JpGU-AGU Joint Meeting 2020

Presentation information

[E] Oral

P (Space and Planetary Sciences ) » P-EM Solar-Terrestrial Sciences, Space Electromagnetism & Space Environment

[P-EM21] Surprises from the Subauroral Zone: Synthesizing Ground and Space-Based Observations and Theory

convener:Connors Martin G(Athabasca University), Kazuo Shiokawa(Institute for Space-Earth Environmental Research, Nagoya University)

[PEM21-03] Multi-wavelength imaging observations of STEVE at Athabasca, Canada

*Sneha Yadav1,2, Kazuo Shiokawa1, Yuichi Otsuka1, Martin G Connors3, Jean-Pierre St. Maurice4,5 (1.Institute for Space-Earth Environmental Research, 2.Space Physics Laboratory, Vikram Sarabhai Space Centre, Trivandrum, India, 3.Athabasca University Observatories, Athabasca University, Athabasca, Alberta, Canada, 4.Department of Physics and Engineering Physics, University of Saskatchewan, Saskatoon, Saskatchewan, Canada, 5.Department of Physics and Astronomy, University of Western Ontario, London, Ontario, Canada)
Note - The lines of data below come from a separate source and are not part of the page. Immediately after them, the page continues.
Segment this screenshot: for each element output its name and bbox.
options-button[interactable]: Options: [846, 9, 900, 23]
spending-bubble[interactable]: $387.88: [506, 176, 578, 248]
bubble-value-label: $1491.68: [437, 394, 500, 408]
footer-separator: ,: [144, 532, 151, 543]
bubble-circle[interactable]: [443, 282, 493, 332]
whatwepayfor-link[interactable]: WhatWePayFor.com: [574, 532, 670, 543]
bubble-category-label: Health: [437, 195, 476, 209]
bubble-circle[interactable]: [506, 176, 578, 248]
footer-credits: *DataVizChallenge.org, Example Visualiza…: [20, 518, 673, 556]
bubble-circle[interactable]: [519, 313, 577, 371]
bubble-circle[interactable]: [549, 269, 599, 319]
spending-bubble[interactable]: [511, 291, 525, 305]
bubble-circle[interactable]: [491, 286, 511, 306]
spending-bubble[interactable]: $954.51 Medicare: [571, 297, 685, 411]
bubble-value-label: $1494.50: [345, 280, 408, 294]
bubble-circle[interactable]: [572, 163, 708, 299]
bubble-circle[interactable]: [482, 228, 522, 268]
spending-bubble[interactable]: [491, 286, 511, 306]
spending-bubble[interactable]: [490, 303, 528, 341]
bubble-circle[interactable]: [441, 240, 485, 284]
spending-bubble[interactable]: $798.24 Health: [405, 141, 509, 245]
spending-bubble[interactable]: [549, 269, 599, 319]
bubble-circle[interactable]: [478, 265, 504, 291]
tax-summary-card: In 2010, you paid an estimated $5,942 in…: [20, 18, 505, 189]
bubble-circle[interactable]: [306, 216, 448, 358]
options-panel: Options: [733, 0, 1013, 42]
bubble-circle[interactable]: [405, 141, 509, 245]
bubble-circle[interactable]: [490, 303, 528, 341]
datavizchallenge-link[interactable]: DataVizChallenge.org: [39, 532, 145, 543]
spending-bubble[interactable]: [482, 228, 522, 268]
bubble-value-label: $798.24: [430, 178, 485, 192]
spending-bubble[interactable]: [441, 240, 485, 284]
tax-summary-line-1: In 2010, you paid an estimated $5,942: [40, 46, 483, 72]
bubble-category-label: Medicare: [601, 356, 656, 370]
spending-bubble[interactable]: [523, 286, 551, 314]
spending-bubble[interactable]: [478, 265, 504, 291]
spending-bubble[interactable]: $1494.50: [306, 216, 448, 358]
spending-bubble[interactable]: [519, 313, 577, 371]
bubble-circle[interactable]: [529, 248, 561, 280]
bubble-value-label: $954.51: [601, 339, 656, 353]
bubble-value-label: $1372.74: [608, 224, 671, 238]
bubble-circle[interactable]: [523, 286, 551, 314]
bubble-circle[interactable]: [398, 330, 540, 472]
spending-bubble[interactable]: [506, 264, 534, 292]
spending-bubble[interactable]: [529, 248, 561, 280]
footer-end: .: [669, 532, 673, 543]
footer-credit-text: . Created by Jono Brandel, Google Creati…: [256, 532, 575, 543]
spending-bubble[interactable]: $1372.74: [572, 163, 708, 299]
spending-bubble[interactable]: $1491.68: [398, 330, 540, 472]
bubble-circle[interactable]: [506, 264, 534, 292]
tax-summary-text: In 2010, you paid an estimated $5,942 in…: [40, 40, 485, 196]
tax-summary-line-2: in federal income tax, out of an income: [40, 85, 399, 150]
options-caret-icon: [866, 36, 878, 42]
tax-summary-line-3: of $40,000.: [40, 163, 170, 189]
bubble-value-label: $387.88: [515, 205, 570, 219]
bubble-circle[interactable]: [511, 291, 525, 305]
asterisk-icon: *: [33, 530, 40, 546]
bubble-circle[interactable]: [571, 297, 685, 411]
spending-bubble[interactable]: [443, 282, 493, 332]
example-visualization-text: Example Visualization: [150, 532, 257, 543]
Keywords:STEVE, Airglow, Aurora, subauroral ionosphere

STEVE (Strong Thermal Emission Velocity Enhancement) is a relatively new phenomenon in the area of auroral physics. Although STEVE has been recognized by amateur night sky watchers for about a decade, it is only recently that it has drawn attention of the space physics community. STEVE is distinctly different from traditional aurora and appears as a violet and green narrow band structure spreading over thousands of kilometers in the east-west direction. The purple STEVE emission is also accompanied usually by “Picket Fence” structure which are the distinct structures of green color. In this paper, we present the first multi-wavelength observations of STEVE using an all-sky imager at Athabasca (magnetic latitude = 61.7°N), Canada. This study is based on three STEVE events which were accompanied by picket fence structures in the green-line. Although the STEVE arc was dominant in 630.0 nm, weak emissions were also found in other wavelengths including OI at 844.6 nm, Hβ, and background continuum emission at 572.5 nm. The investigation on the evolutionary characteristics of the STEVE arc in 630.0 nm reveal that it detached from the auroral oval as a faint structure and moved equatorward. Similar to the arc in 630.0 nm, the arc in the 557.7 nm also detached from the auroral oval. In addition the 557.7 arc exhibited picket fence structure at later times. The picket fence was sometimes found to persist even after the 630.0 nm arc had disappeared. Based on the horizontal component of the geomagnetic field at Fort Smith (magnetic latitude 67.28°N), we find that the STEVE arc detachment, its equatorward motion, and its brightness coincided with additional magnetic activity in the recovery phase of a substorm. One of the distinctive features of our results is the appearance of dark bands at the poleward edge of the 557.7 nm arc. These dark bands might represent the so-called “black aurora”. These results indicate that STEVE is not a sole consequence of F-region heating, but particle precipitation from the inner magnetosphere and associated field-aligned currents might play an important role to trigger STEVE.